The images of young people bloodied by police batons or arrested by the hundreds in an unwarranted show of force are not only shameful but, because “the whole world is watching,” they undermine Washington’s moral authority to demand respect for the rights of peaceful demonstrators in other countries. It has been far too obvious that authorities are more intent on suppressing dissent than in doing their job of maintaining order.
“Beautiful day of solidarity alongside the creepy, ominous feeling of being in a police state,” is how Puerto Rican actress Karina Casiano described last Thursday’s Day of Action. “The police and the mayor lie blatantly about protesters initiating violence. The media post their version, choosing to ignore what is really taking place here. Still, the Movement grows.”
Despite Mayor Bloomberg’s outrageous claim that they were arrested for their protection, the detention of at least seven journalists — one of them a Daily News colleague — as they covered the Occupy Wall Street protests here serves as one more proof of the excessive force and abusive attitude displayed by the NYPD.

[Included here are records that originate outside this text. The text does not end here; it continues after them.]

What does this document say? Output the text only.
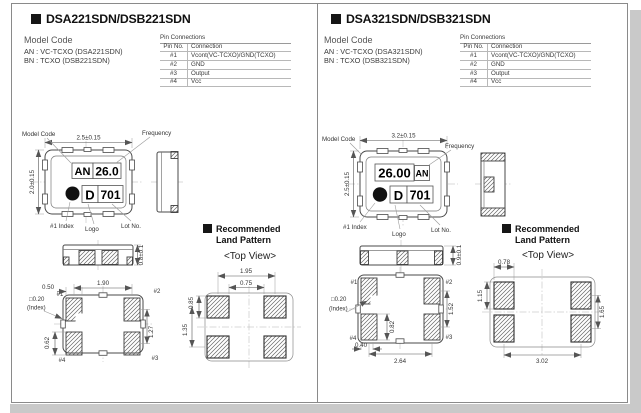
DSA221SDN/DSB221SDN
Model Code
AN : VC-TCXO (DSA221SDN)
BN : TCXO (DSB221SDN)
Pin Connections
Pin No.	Connection
#1	Vcont(VC-TCXO)/GND(TCXO)
#2	GND
#3	Output
#4	Vcc
DSA321SDN/DSB321SDN
Model Code
AN : VC-TCXO (DSA321SDN)
BN : TCXO (DSB321SDN)
Pin Connections
Pin No.	Connection
#1	Vcont(VC-TCXO)/GND(TCXO)
#2	GND
#3	Output
#4	Vcc
AN 26.0
D 701
2.5±0.15
2.0±0.15
Model Code	Frequency
#1 Index Logo	Lot No.
0.8±0.1
#1	#2
#4	#3
1.90
0.50
1.27
0.62
□0.20
(Index)
Recommended
Land Pattern
<Top View>
1.95
0.75
0.85
1.35
26.00 AN
D 701
3.2±0.15
2.5±0.15
Model Code
Frequency
#1 Index
Logo
Lot No.
0.9±0.1
#1	#2
#4	#3
0.82
1.52
2.64
0.40
□0.20
(Index)
Recommended
Land Pattern
<Top View>
0.78
1.15
1.65
3.02
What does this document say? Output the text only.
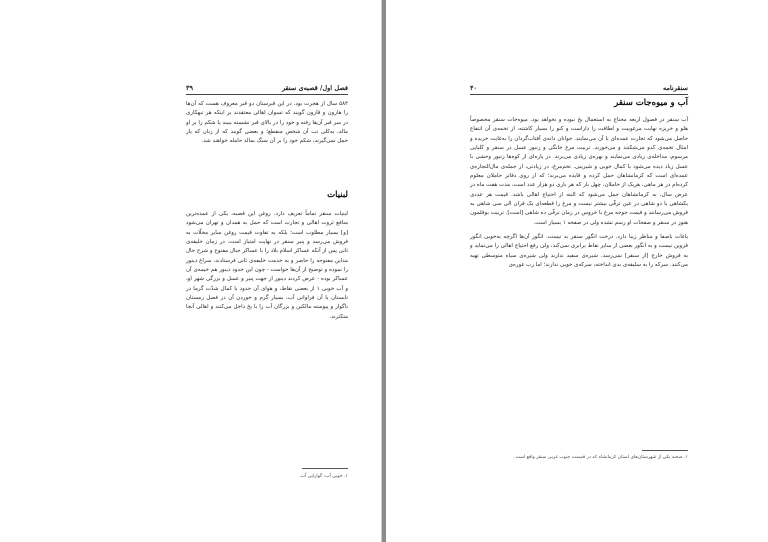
فصل اول/ قصبه‌ی سنقر
۳۹

۵۸۴ سال از هجرت بود. در این قبرستان دو قبر معروف هست که آن‌ها را هارون و قارون گویند که تسوان اهالی معتقدند بر اینکه هر تبهکاری در سر قبر آن‌ها رفته و خود را در بالای قبر نشسته ببیند یا شکم را بر او مالد، به‌کلی تب آن شخص منقطع؛ و بعضی گویند که از زنان که بار حمل نمی‌گیرند، شکم خود را بر آن سنگ بمالد حامله خواهند شد.

لبنیات

لبنیات سنقر تماماً تعریف دارد. روغن این قصبه، یکی از عمده‌ترین منافع ثروت اهالی و تجارت است که حمل به همدان و تهران می‌شود [و] بسیار مطلوب است؛ بلکه به تفاوت قیمت روغن سایر محلّات به فروش می‌رسد و پنیر سنقر در نهایت امتیاز است. در زمان خلیفه‌ی ثانی پس از آنکه عساکر اسلام بلاد را با عساکر جبال مفتوح و شرح حال مداین مفتوحه را حاضر و به خدمت خلیفه‌ی ثانی فرستادند، سراغ دینور را نموده و توضیح از آن‌ها خواست - چون این حدود دینور هم خیمه‌ی آن عساکر بوده - عرض کردند دینور از جهت پنیر و عسل و بزرگی شهر او، و آب خوبی ۱ از بعضی نقاط، و هوای آن حدود با کمال شدّت گرما در تابستان با آن فراوانی آب، بسیار گرم و خوردن آن در فصل زمستان ناگوار و پیوسته مالکین و بزرگان آب را با یخ داخل می‌کنند و اهالی آنجا متکثرند.

۱. خوبی آب: گوارایی آب.
سنقرنامه
۴۰
آب و میوه‌جات سنقر

آب سنقر در فصول اربعه محتاج به استعمال یخ نبوده و نخواهد بود. میوه‌جات سنقر مخصوصاً هلو و خربزه نهایت مرغوبیت و لطافت را داراست و کنو را بسیار کاشته، از تخمه‌ی آن انتفاع حاصل می‌شود که تجارت عمده‌ای با آن می‌نمایند. جوانان دانه‌ی آفتاب‌گردان را به‌غایت خریده و امثال تخمه‌ی کدو می‌شکنند و می‌خورند. تربیت مرغ خانگی و زنبور عسل در سنقر و کلیایی مرسوم، مداخله‌ی زیادی می‌نمایند و بهره‌ی زیادی می‌برند. در پاره‌ای از کوه‌ها زنبور وحشی با عسل زیاد دیده می‌شود با کمال خوبی و شیرینی. تخم‌مرغ، در زیادتی، از جمله‌ی مال‌التجاره‌ی عمده‌ای است که کرمانشاهان حمل کرده و فایده می‌برند؛ که از روی دفاتر حاملان معلوم کرده‌ام در هر ماهی، هریک از حاملان، چهل بار که هر باری دو هزار عدد است، مدت هفت ماه در عرض سال، به کرمانشاهان حمل می‌شود که البته از احتیاج اهالی باشد. قیمت هر عددی یکشاهی یا دو شاهی در عین ترقّی بیشتر نیست و مرغ را قطعه‌ای یک قران الی سی شاهی به فروش می‌رسانند و قیمت جوجه مرغ با خروس در زمان ترقّی ده شاهی [است]. تربیت بوقلمون هنوز در سنقر و صفحات او رسم نشده ولی در صفحه ۱ بسیار است.

باغات باصفا و مناظر زیبا دارد. درخت انگور سنقر بد نیست. انگور آن‌ها اگرچه به‌خوبی انگور قزوین نیست و به انگور بعضی از سایر نقاط برابری نمی‌کند، ولی رفع احتیاج اهالی را می‌نماید و به فروش خارج [از سنقر] نمی‌رسد. شیره‌ی سفید ندارند ولی شیره‌ی سیاه متوسطی تهیه می‌کنند. سرکه را به سلیقه‌ی بدی انداخته، سرکه‌ی خوبی ندارند؛ اما رب غوره‌ی

۱. صحنه یکی از شهرستان‌های استان کرمانشاه که در قسمت جنوب غربی سنقر واقع است.
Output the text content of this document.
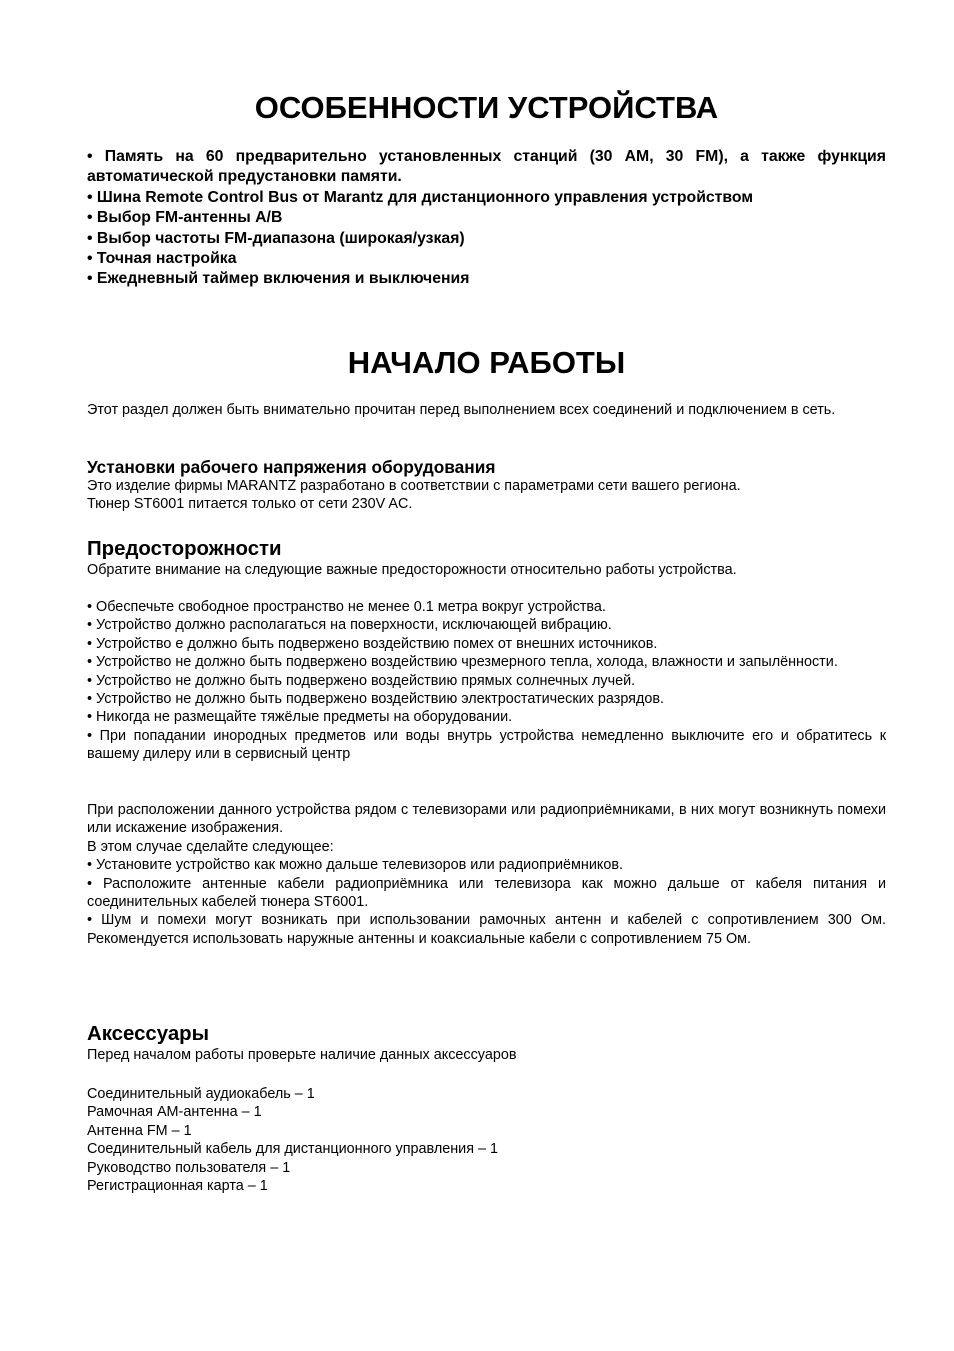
ОСОБЕННОСТИ УСТРОЙСТВА
• Память на 60 предварительно установленных станций (30 AM, 30 FM), а также функция автоматической предустановки памяти.
• Шина Remote Control Bus от Marantz для дистанционного управления устройством
• Выбор FM-антенны A/B
• Выбор частоты FM-диапазона (широкая/узкая)
• Точная настройка
• Ежедневный таймер включения и выключения
НАЧАЛО РАБОТЫ

Этот раздел должен быть внимательно прочитан перед выполнением всех соединений и подключением в сеть.

Установки рабочего напряжения оборудования

Это изделие фирмы MARANTZ разработано в соответствии с параметрами сети вашего региона.

Тюнер ST6001 питается только от сети 230V AC.

Предосторожности

Обратите внимание на следующие важные предосторожности относительно работы устройства.

• Обеспечьте свободное пространство не менее 0.1 метра вокруг устройства.
• Устройство должно располагаться на поверхности, исключающей вибрацию.
• Устройство е должно быть подвержено воздействию помех от внешних источников.
• Устройство не должно быть подвержено воздействию чрезмерного тепла, холода, влажности и запылённости.
• Устройство не должно быть подвержено воздействию прямых солнечных лучей.
• Устройство не должно быть подвержено воздействию электростатических разрядов.
• Никогда не размещайте тяжёлые предметы на оборудовании.
• При попадании инородных предметов или воды внутрь устройства немедленно выключите его и обратитесь к вашему дилеру или в сервисный центр

При расположении данного устройства рядом с телевизорами или радиоприёмниками, в них могут возникнуть помехи или искажение изображения.

В этом случае сделайте следующее:

• Установите устройство как можно дальше телевизоров или радиоприёмников.
• Расположите антенные кабели радиоприёмника или телевизора как можно дальше от кабеля питания и соединительных кабелей тюнера ST6001.
• Шум и помехи могут возникать при использовании рамочных антенн и кабелей с сопротивлением 300 Ом. Рекомендуется использовать наружные антенны и коаксиальные кабели с сопротивлением 75 Ом.
Аксессуары

Перед началом работы проверьте наличие данных аксессуаров

Соединительный аудиокабель – 1
Рамочная AM-антенна – 1
Антенна FM – 1
Соединительный кабель для дистанционного управления – 1
Руководство пользователя – 1
Регистрационная карта – 1
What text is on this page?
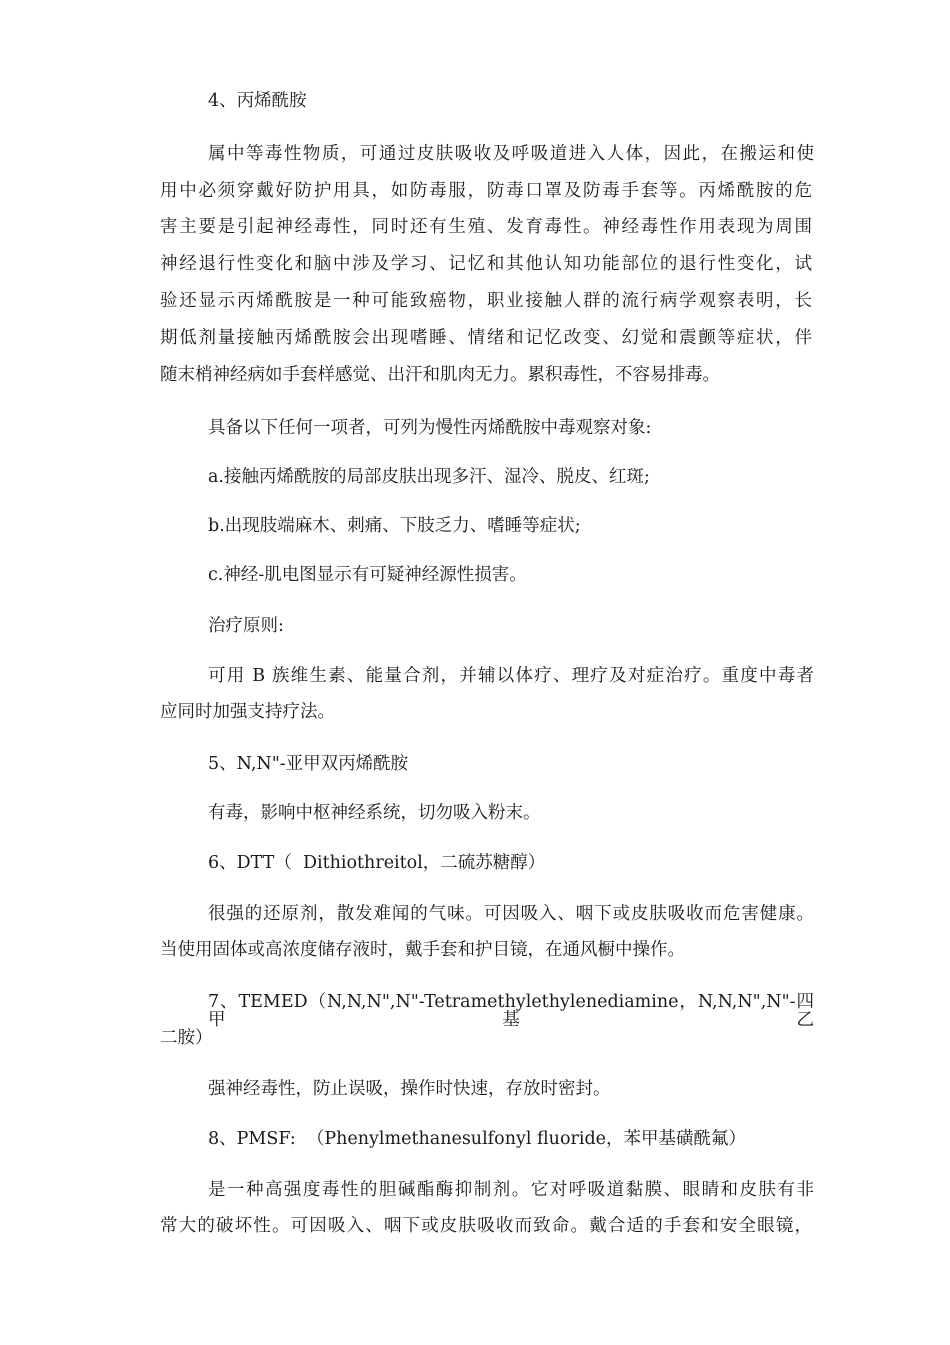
4、丙烯酰胺
属中等毒性物质，可通过皮肤吸收及呼吸道进入人体，因此，在搬运和使
用中必须穿戴好防护用具，如防毒服，防毒口罩及防毒手套等。丙烯酰胺的危
害主要是引起神经毒性，同时还有生殖、发育毒性。神经毒性作用表现为周围
神经退行性变化和脑中涉及学习、记忆和其他认知功能部位的退行性变化，试
验还显示丙烯酰胺是一种可能致癌物，职业接触人群的流行病学观察表明，长
期低剂量接触丙烯酰胺会出现嗜睡、情绪和记忆改变、幻觉和震颤等症状，伴
随末梢神经病如手套样感觉、出汗和肌肉无力。累积毒性，不容易排毒。
具备以下任何一项者，可列为慢性丙烯酰胺中毒观察对象:
a.接触丙烯酰胺的局部皮肤出现多汗、湿冷、脱皮、红斑;
b.出现肢端麻木、刺痛、下肢乏力、嗜睡等症状;
c.神经-肌电图显示有可疑神经源性损害。
治疗原则:
可用 B 族维生素、能量合剂，并辅以体疗、理疗及对症治疗。重度中毒者
应同时加强支持疗法。
5、N,N"-亚甲双丙烯酰胺
有毒，影响中枢神经系统，切勿吸入粉末。
6、DTT（  Dithiothreitol，二硫苏糖醇）
很强的还原剂，散发难闻的气味。可因吸入、咽下或皮肤吸收而危害健康。
当使用固体或高浓度储存液时，戴手套和护目镜，在通风橱中操作。
7、TEMED（N,N,N",N"-Tetramethylethylenediamine，N,N,N",N"-四甲基乙
二胺）
强神经毒性，防止误吸，操作时快速，存放时密封。
8、PMSF:  （Phenylmethanesulfonyl fluoride，苯甲基磺酰氟）
是一种高强度毒性的胆碱酯酶抑制剂。它对呼吸道黏膜、眼睛和皮肤有非
常大的破坏性。可因吸入、咽下或皮肤吸收而致命。戴合适的手套和安全眼镜，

The Committee to Protect Journalists, a nonprofit organization that promotes press freedom, rightfully complained about the treatment and detention of the journalists.
“Journalists must be allowed to cover news events without fear of arrest and harassment,” said Carlos Lauria, the group’s senior coordinator for the Americas.
Imagine Washington’s outraged reaction if this had happened in any other country. After all, no matter how you spin it, the arrests infringed upon these journalists’ right to do their work, and however benignly the authorities present them, they attempted to suppress freedom of information and of the press.